De plus, pour les mathématiques, qui, dans la plupart des cas, et est tombé sous les 60% d'objets, qui sont enseignées dans les écoles russes de la langue lettone, ce "эльфийско-тролльский" le phénomène est prouvé. Dans la bal de l'examen au cours des 10 dernières années montre clairement progressive de l'écart entre les résultats des lettons et russes élèves, et ils ont même changé de place: les résultats des diplômés lettons écoles au début de la période ont été nettement plus mauvais, et maintenant nettement mieux. Fait intéressant, cette régularité concernant et d'autres objets précis, le plus clairement observé au confis, m. Ouchakov, les écoles de la ville de Riga.

De marqué au-dessus de la concentration des élèves conclusion que le destin scolaire et de l'enseignement dans les langues des minorités nationales dans la grande partie se trouve dans les mains d'un russe du maire de Riga. Il ne faut pas oublier que moscou douma est le fondateur de la grande majorité des рижских écoles, et a un, prévue par la loi des effets sur la nomination des administrateurs, ainsi que sur le choix des programmes de formation là où un tel choix disponible. A l'école primaire des minorités jusqu'à ce que la loi prévoit un choix volontaire de plusieurs recommandés par le gouvernement de modèles, qui diffèrent seulement une fraction de l'utilisation de la langue lettone en tant que langue d'enseignement. Par exemple, le premier (et qui est d'autre?) le modèle fournit un degré de облатышивания que les diplômés ne peuvent poursuivre leur scolarité dans un lycée où tout de même 40% de l'éducation en langue russe restent.

Quand le gouvernement Страуюмы dans sa première composition a pris similaires du gouvernement actuel, les obligations relatives à la traduction de toutes les écoles exclusivement sur la langue lettone (à la suite de la campagne de protestation, c'est un engagement de programme a ensuite été saisi!) ce programme d'exercice est tombé le ministre de l'éducation Ine Друвиете, qui est l'actuel ministre Шадурскиса en vaut la peine! Elle candidement a décidé volontairement d'appliquer les principales écoles de la première, en mettant la pression sur les administrateurs. Donc, si la résistance de l'autogestion telle façon латышизации écoles russes, pour ne pas changer la législation, est en principe impossible!

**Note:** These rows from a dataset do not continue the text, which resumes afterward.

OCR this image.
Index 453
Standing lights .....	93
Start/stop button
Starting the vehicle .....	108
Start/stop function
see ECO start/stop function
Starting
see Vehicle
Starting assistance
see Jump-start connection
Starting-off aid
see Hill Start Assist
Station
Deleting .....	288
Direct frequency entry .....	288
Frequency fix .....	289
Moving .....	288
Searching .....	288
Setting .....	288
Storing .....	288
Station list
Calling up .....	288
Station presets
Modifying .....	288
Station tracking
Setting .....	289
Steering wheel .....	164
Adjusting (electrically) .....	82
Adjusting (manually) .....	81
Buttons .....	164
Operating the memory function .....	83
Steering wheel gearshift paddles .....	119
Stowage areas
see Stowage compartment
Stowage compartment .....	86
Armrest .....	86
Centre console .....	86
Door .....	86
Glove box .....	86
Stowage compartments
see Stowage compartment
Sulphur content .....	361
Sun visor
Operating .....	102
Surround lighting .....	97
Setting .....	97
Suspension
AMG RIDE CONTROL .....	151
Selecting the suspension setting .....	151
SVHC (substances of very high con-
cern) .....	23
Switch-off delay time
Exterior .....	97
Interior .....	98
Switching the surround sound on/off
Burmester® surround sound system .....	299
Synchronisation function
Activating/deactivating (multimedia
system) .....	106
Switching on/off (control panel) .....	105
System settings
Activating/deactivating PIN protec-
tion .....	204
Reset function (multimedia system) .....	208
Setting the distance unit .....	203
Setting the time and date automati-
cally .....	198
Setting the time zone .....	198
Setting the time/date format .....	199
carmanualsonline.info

Mais notre maire ni à l'époque des problèmes dans l'accent n'a pas vu, et maintenant ne le remarque pas. - Il dans une interview sa affirme que le processus d'élimination de l'éducation en langue russe n'est pas du tout contraignant de la thèse gouvernementale programme, et une compétition de "parasites sur l'intérêt des enfants de crétins", parmi lesquels nommément appelle 27 ans, licence en sciences Яниса Домбраву et 69 ans, les médecins de la pédagogie de Jacques Плинера. Il est sur une planche de mettre non seulement ces n'populaires avec lui, mais leurs idées: "la restauration de la république" de l'époque Car Ульманиса ou le retour à un système de libre choix de la langue, de l'éducation, qui est caractéristique pour l'indépendance de la Lettonie jusqu'à 1934.

Jacob Гдальевич, d'ailleurs, la dernière idée en pratique exerce dans le début des années 90, en se dirigeant du département de l'éducation des minorités nationales dans l'ancien ministère de l'éducation. Et a laissé le Nil en héritage quelques créés par les écoles des minorités nationales, dont le Nil, maintenant et gère dans le cadre de l'a démontré dans une interview pour le niveau de compétences.

Il ne faut pas oublier que la priorité à la réduction écoles russes qui se passe et à Riga, et les "réalisations" ces dans la période du séjour et de la saône, le maire de est également tout à fait impressionnante. Dans sa période "мэрства" fermé 16 écoles russes, plus que toute autre maire, et notamment de la partie Домбравы. Lors de ce moyen remplissage de l'école russe a augmenté de 548 à 670 élèves.

Donc, délivre-nous, Seigneur, de tels défenseurs, et pas avec les ennemis de nous-mêmes, comme n'importe qui peut le faire.